Once again, the TV show or movie that is similar is the Captain America: Civil War movie, even though in the comic, you tend to lean more towards Cap than the movie where you can see both side having valid arguments. If you enjoyed this story, I would recommend World War Hulk because of how it involves betrayal and heartbreak similar to Civil War.

9. Crisis on Infinite Earths by Marv Wolfman and George Perez


crisis on infinite earths

This story is about a multiversal enemy named the Anti-Monitor who threatens to destroy all universes throughout the multiverse. This story was good because it fixed, or tried to fix, continuity issues throughout the years leading up to this event and was the series that killed off some big-name heroes of the time.
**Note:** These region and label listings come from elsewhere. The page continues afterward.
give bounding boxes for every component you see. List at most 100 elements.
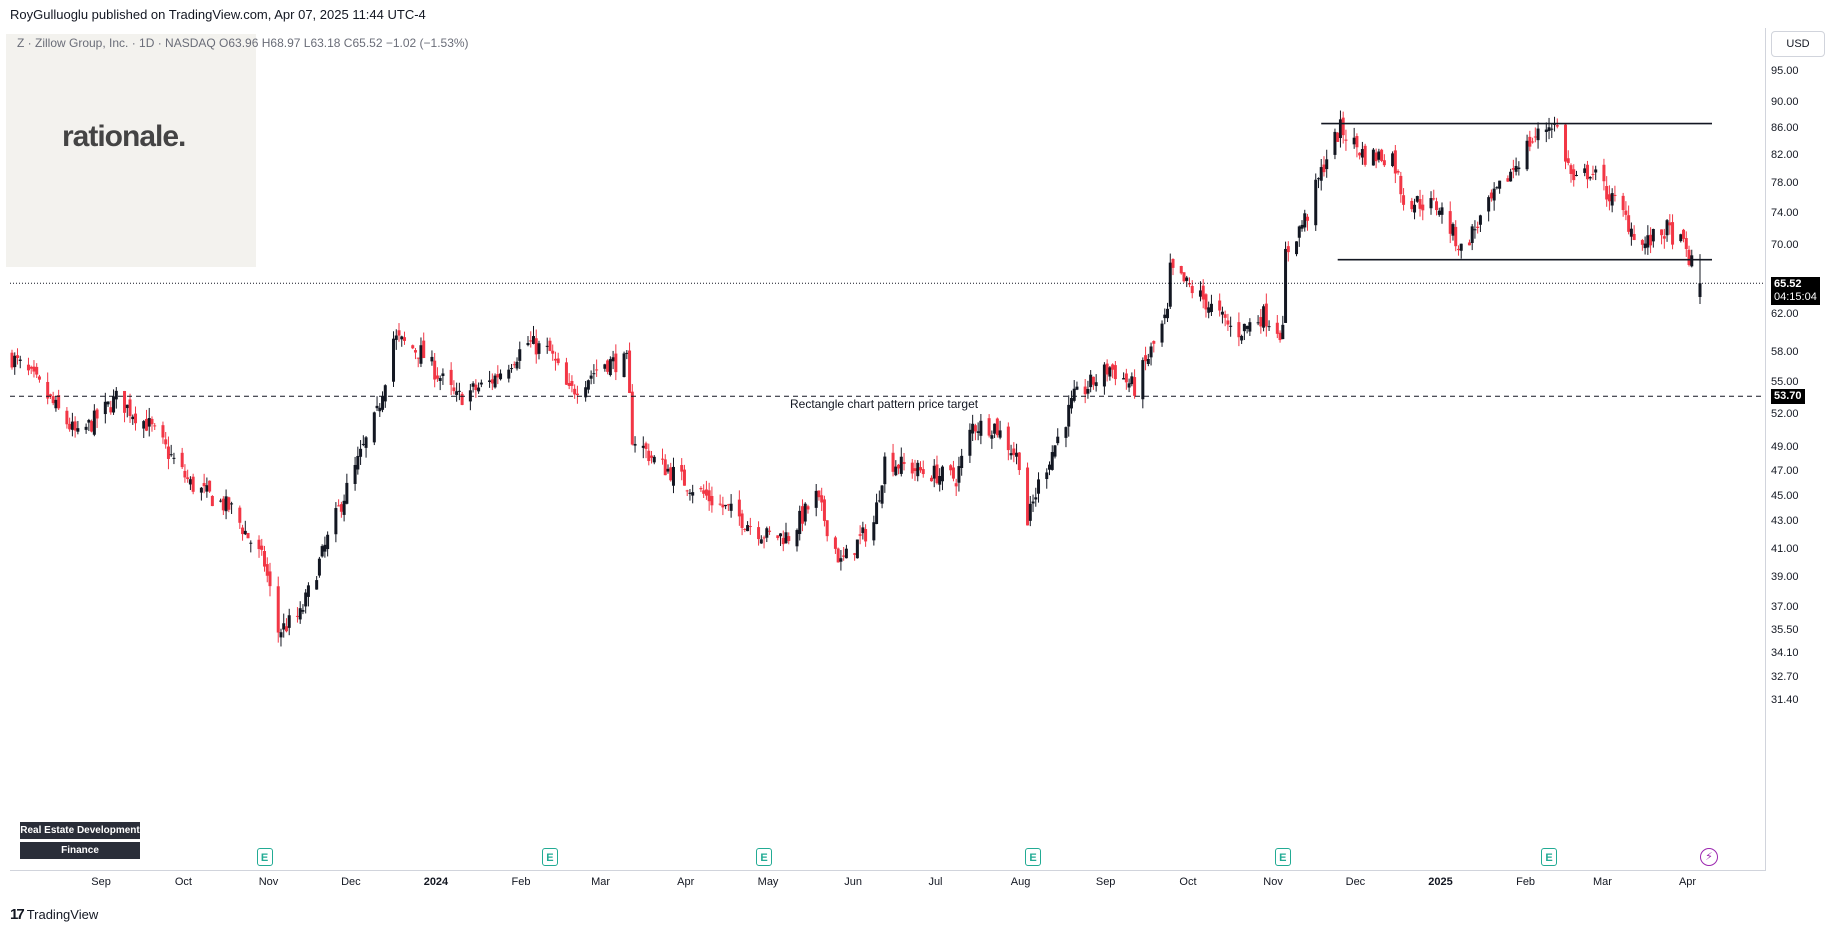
candle-body [131,416,135,420]
candle-body [238,507,242,523]
earnings-icon[interactable]: E [1025,848,1042,866]
candle-body [183,470,187,478]
earnings-icon[interactable]: E [1541,848,1558,866]
candle-body [1160,323,1164,343]
chart-plot-area[interactable] [10,28,1766,871]
candle-body [263,550,267,567]
candle-body [125,404,129,409]
candle-body [230,503,234,505]
candle-body [1566,158,1570,163]
time-axis-label: Oct [1179,876,1197,888]
currency-selector[interactable]: USD [1771,31,1825,57]
candle-body [853,553,857,555]
candle-body [1083,386,1087,395]
earnings-icon[interactable]: E [541,848,558,866]
candle-body [551,350,555,354]
candle-body [883,456,887,485]
earnings-icon[interactable]: E [256,848,273,866]
candle-body [586,380,590,390]
lightning-icon[interactable]: ⚡ [1700,848,1718,866]
candle-body [1316,178,1320,180]
logo-panel [6,34,256,267]
candle-body [306,585,310,597]
candle-body [1555,125,1559,127]
candle-body [1053,445,1057,457]
candle-body [1198,290,1202,297]
candle-body [825,520,829,537]
candle-body [1091,376,1095,385]
candle-body [663,459,667,476]
candlestick-chart[interactable] [10,28,1765,870]
candle-body [304,592,308,607]
candle-body [1067,404,1071,427]
candle-body [1360,149,1364,158]
candle-body [18,359,22,361]
sector-badge[interactable]: Real Estate Development [20,822,140,839]
candle-body [814,490,818,508]
candle-body [861,527,865,534]
candle-body [606,360,610,372]
candle-body [441,373,445,377]
candle-body [265,564,269,576]
candle-body [633,443,637,446]
candle-body [188,479,192,485]
candle-body [1325,159,1329,170]
category-badge[interactable]: Finance [20,842,140,859]
candle-body [842,555,846,557]
candle-body [1297,226,1301,238]
candle-body [430,356,434,362]
candle-body [644,443,648,449]
candle-body [1278,332,1282,341]
candle-body [257,539,261,550]
candle-body [1220,311,1224,315]
candle-body [1267,326,1271,328]
candle-body [339,504,343,512]
candle-body [144,418,148,431]
candle-body [1130,376,1134,385]
candle-body [1237,322,1241,338]
candle-body [894,466,898,476]
candle-body [246,532,250,539]
candle-body [1506,178,1510,182]
candle-body [364,437,368,448]
candle-body [1572,169,1576,181]
candle-body [1402,195,1406,205]
time-axis-label: Aug [1010,876,1031,888]
candle-body [1275,322,1279,334]
candle-body [29,366,33,369]
candle-body [776,535,780,539]
candle-body [1476,226,1480,228]
candle-body [567,383,571,386]
price-axis-label: 41.00 [1771,542,1799,555]
candle-body [1698,283,1702,297]
candle-body [534,338,538,355]
candle-body [1303,213,1307,228]
footer-brand[interactable]: 17 TradingView [10,906,98,923]
earnings-icon[interactable]: E [756,848,773,866]
candle-body [84,426,88,430]
price-axis-label: 34.10 [1771,647,1799,660]
candle-body [1643,243,1647,249]
price-target-annotation[interactable]: Rectangle chart pattern price target [790,397,979,412]
price-axis-label: 74.00 [1771,207,1799,220]
candle-body [1048,464,1052,470]
candle-body [1223,314,1227,318]
candle-body [998,430,1002,438]
candle-body [411,345,415,349]
candle-body [795,530,799,547]
symbol-info-line[interactable]: Z · Zillow Group, Inc. · 1D · NASDAQ O63… [17,36,469,50]
time-axis-label: Mar [591,876,611,888]
candle-body [490,379,494,384]
candle-body [762,537,766,539]
candle-body [1632,233,1636,241]
earnings-icon[interactable]: E [1274,848,1291,866]
candle-body [1435,201,1439,211]
candle-body [1207,307,1211,313]
time-axis-label: Feb [1516,876,1536,888]
candle-body [224,496,228,512]
candle-body [208,480,212,492]
candle-body [402,337,406,341]
rationale-logo: rationale. [62,120,186,153]
candle-body [1072,388,1076,401]
candle-body [1144,355,1148,362]
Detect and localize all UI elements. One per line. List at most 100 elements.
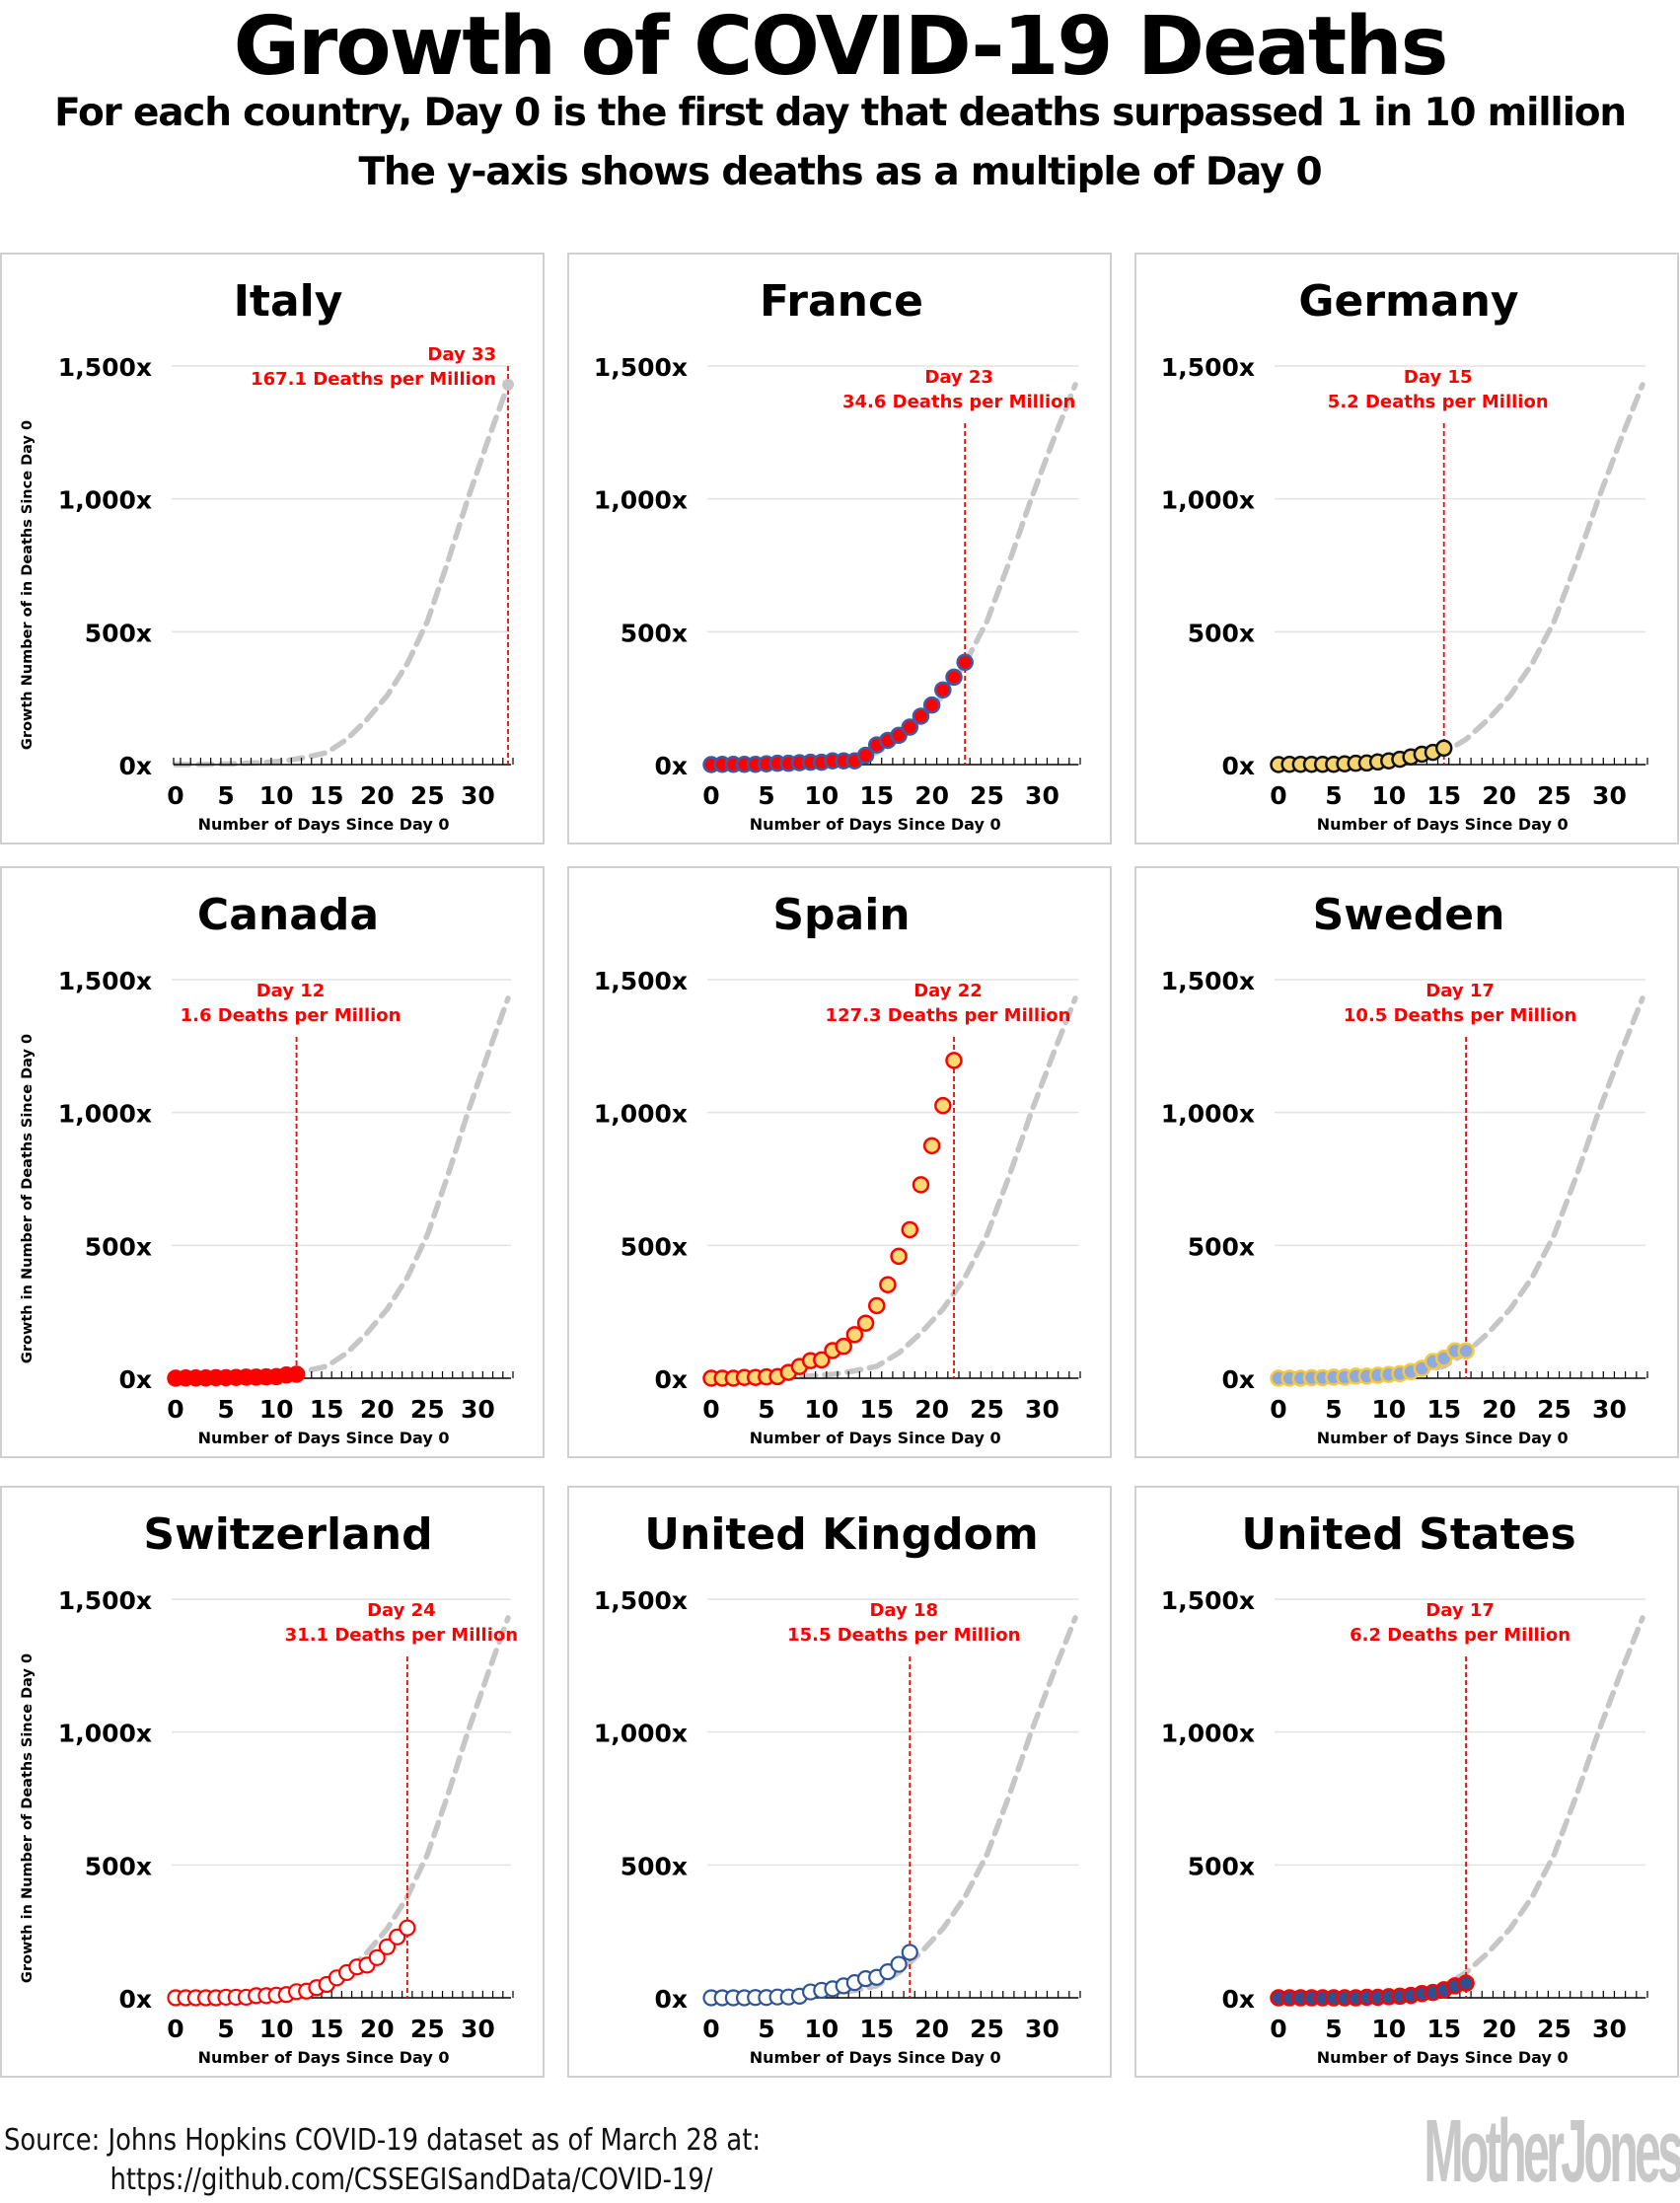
y-tick-label: 1,500x <box>594 967 688 995</box>
y-tick-label: 0x <box>1221 1365 1255 1394</box>
x-tick-label: 5 <box>1325 1395 1342 1424</box>
data-point <box>845 1326 864 1344</box>
y-tick-label: 0x <box>118 1985 152 2014</box>
y-tick-label: 1,000x <box>58 1720 152 1748</box>
data-point <box>901 718 919 736</box>
x-axis-title: Number of Days Since Day 0 <box>750 1429 1001 1447</box>
x-tick-label: 10 <box>259 2015 294 2043</box>
x-tick-label: 30 <box>1025 781 1059 810</box>
x-tick-label: 5 <box>217 781 234 810</box>
x-tick-label: 0 <box>1270 1395 1286 1424</box>
data-point <box>856 1314 875 1332</box>
x-tick-label: 20 <box>360 781 395 810</box>
chart-panel-canada: Canada 0x 500x 1,000x 1,500x Growth in Number… <box>0 866 545 1458</box>
annotation-day: Day 18 <box>869 1600 938 1621</box>
annotation-day: Day 17 <box>1425 1600 1495 1621</box>
source-text: Source: Johns Hopkins COVID-19 dataset a… <box>4 2123 762 2158</box>
x-axis-title: Number of Days Since Day 0 <box>198 2048 450 2067</box>
y-tick-label: 1,000x <box>1161 1100 1255 1129</box>
x-tick-label: 10 <box>259 1395 294 1424</box>
x-tick-label: 10 <box>804 1395 839 1424</box>
y-axis-title: Growth Number of in Deaths Since Day 0 <box>20 420 36 750</box>
panel-title: Sweden <box>1313 890 1505 940</box>
x-tick-label: 25 <box>970 1395 1004 1424</box>
annotation-deaths-per-million: 10.5 Deaths per Million <box>1344 1005 1576 1026</box>
x-tick-label: 10 <box>259 781 294 810</box>
chart-panel-united-kingdom: United Kingdom 0x 500x 1,000x 1,500x 0 5 10 15 20… <box>567 1486 1112 2078</box>
x-tick-label: 5 <box>217 2015 234 2043</box>
x-tick-label: 15 <box>1426 1395 1461 1424</box>
source-url[interactable]: https://github.com/CSSEGISandData/COVID-… <box>110 2163 713 2197</box>
data-point <box>912 707 930 725</box>
annotation-day: Day 24 <box>367 1600 436 1621</box>
x-tick-label: 15 <box>859 1395 894 1424</box>
annotation-deaths-per-million: 1.6 Deaths per Million <box>181 1005 402 1026</box>
chart-svg-united-kingdom: United Kingdom 0x 500x 1,000x 1,500x 0 5 10 15 20… <box>594 1509 1081 2067</box>
data-point <box>368 1948 386 1966</box>
data-point <box>1457 1974 1475 1992</box>
x-tick-label: 30 <box>1025 1395 1059 1424</box>
x-tick-label: 10 <box>1371 2015 1406 2043</box>
italy-reference-curve <box>708 995 1078 1381</box>
y-tick-label: 1,000x <box>594 486 688 515</box>
italy-reference-curve <box>173 995 511 1381</box>
x-tick-label: 25 <box>410 1395 445 1424</box>
x-tick-label: 30 <box>1592 781 1627 810</box>
x-axis-title: Number of Days Since Day 0 <box>198 815 450 834</box>
panel-title: Italy <box>234 276 343 327</box>
chart-svg-italy: Italy 0x 500x 1,000x 1,500x Growth Number of … <box>20 276 514 834</box>
annotation-deaths-per-million: 5.2 Deaths per Million <box>1328 392 1549 412</box>
y-tick-label: 500x <box>1188 1852 1255 1880</box>
x-tick-label: 0 <box>167 1395 183 1424</box>
x-tick-label: 5 <box>758 1395 774 1424</box>
y-tick-label: 1,500x <box>1161 353 1255 382</box>
x-axis-title: Number of Days Since Day 0 <box>1317 2048 1569 2067</box>
y-tick-label: 500x <box>85 1852 152 1880</box>
italy-reference-curve <box>173 1615 511 2001</box>
data-point <box>934 1096 952 1115</box>
y-tick-label: 1,000x <box>1161 486 1255 515</box>
x-tick-label: 5 <box>1325 2015 1342 2043</box>
annotation-day: Day 22 <box>913 981 983 1001</box>
main-title: Growth of COVID-19 Deaths <box>233 0 1449 94</box>
data-point <box>867 1296 886 1315</box>
y-tick-label: 0x <box>1221 752 1255 780</box>
chart-panel-sweden: Sweden 0x 500x 1,000x 1,500x 0 5 10 15 20 25 30 Numb… <box>1134 866 1679 1458</box>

The TV show or movie I would have to compare this to is the Justice League animated movie Crisis on Two Earths or possibly Back to the Future 2 where it deals with alternate universes. If you enjoy this story, I would recommend Zero Hour, Final Crisis, or Flashpoint as they all attempt to fix continuity issues.

10. The Sinestro Corps War Parts 1 & 2 by Geoff Johns and Various Artists


sinestro corps war

This story is about the Green Lantern Corps facing off against their biggest threat yet: the former Green-Lantern-turned-villain Sinestro and his newest weapon: his own corps of bad guys all with their own yellow power rings. I enjoyed this story because it gave the Green Lanterns a threat that is very much on par with them in not only power level, but also to their ability to overcome fear.

As for the TV show or movie that would compare to this, I would have to say SWAT with Samuel L. Jackson, not because the movie is great, but because it involves a former member of the team turning traitor and fighting them. If you enjoy this story, I would recommend the rest of the Green Lantern stories: Rage of the Red Lanterns, Agent Orange, Blackest Night, and Brightest Day.

This list is far from in-depth, but it is a great starting point for anyone interested in reading comic books. If you are wanting more after these, I would recommend asking your local comic shop or bring someone you trust to help find something you would enjoy.